Liverpool: According to research conducted at the University of Liverpool in the UK, consuming beverages with artificial sweeteners for a year has no significant impact on body weight.
British researchers compared the weight of individuals suffering from overweight and obesity who consumed sweetened drinks with low calories to those who drank water.
For the study, researchers selected 493 individuals aged 18 to 65, with an average Body Mass Index (BMI) of 31. The research, which lasted for a year, concluded with 262 participants remaining until the end.

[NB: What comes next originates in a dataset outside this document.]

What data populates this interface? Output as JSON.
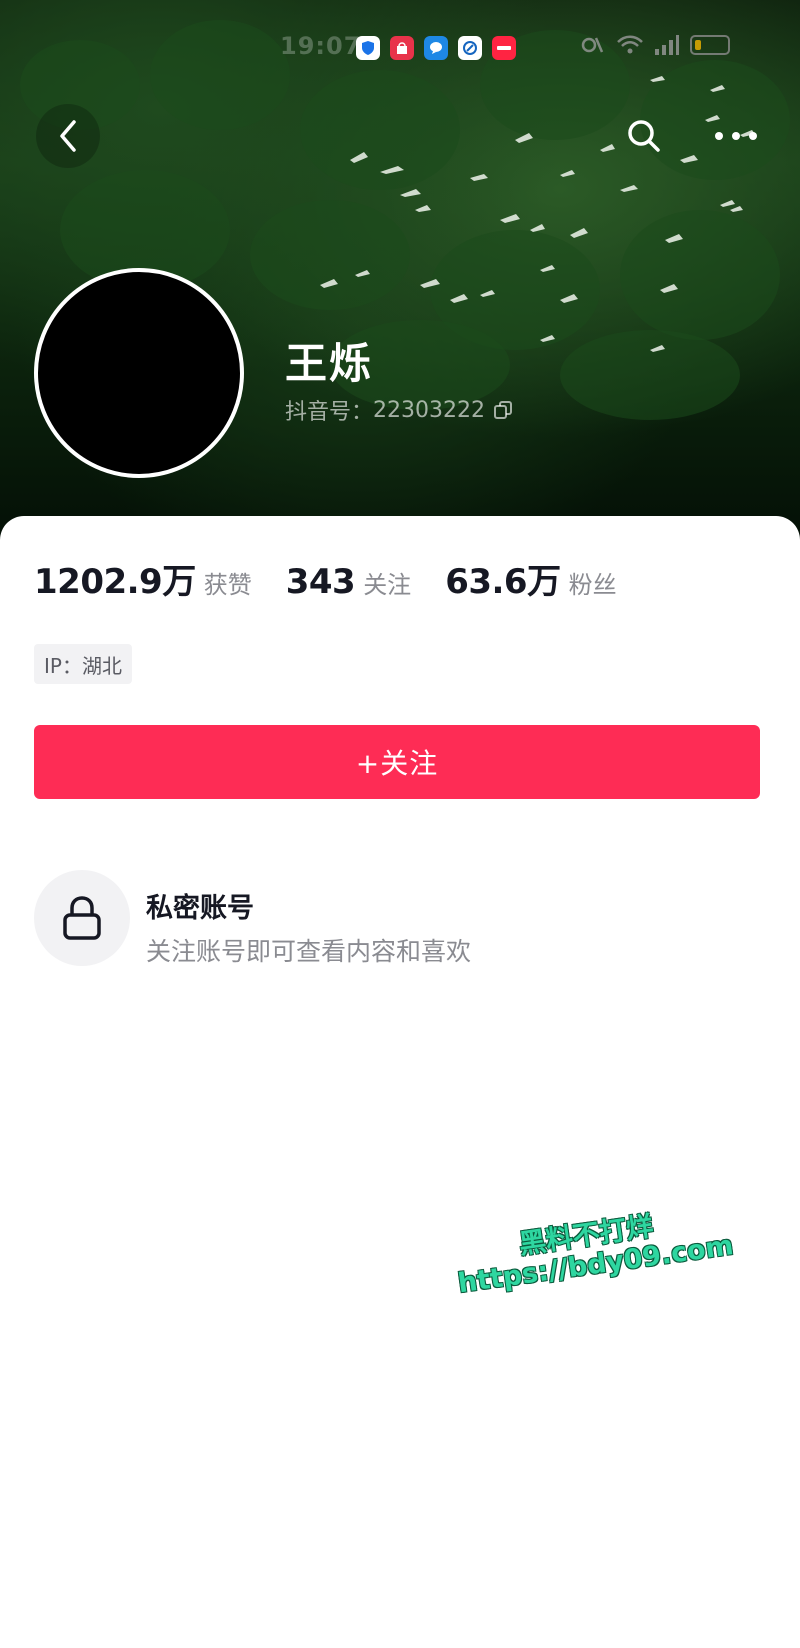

Researchers divided the participants into two groups for the study. One group was given at least two servings of 300 milliliters of water per day, while the other group received the same amount of beverages containing artificial sweeteners.
The study found that individuals who consumed diet beverages not only maintained their weight but also showed improvement in their beneficial cholesterol levels, indicating a reduction in the risks of heart disease and stroke.
According to the results, the group consuming diet beverages experienced an average weight loss of 7.5 kilograms, while the water-drinking group showed a weight reduction of 6.1 kilograms.
The group drinking water witnessed the most significant weight reduction within 44 weeks, while the group consuming beverages experienced this reduction within 36 weeks.
After reaching the threshold of weight loss for both groups, a gradual regain in weight began. However, the group consuming beverages showed a slower rate of weight gain compared to the water-drinking group.
It is noteworthy that the results of this study, published in the International Journal of Obesity, contradict findings from numerous previous studies conducted in the past.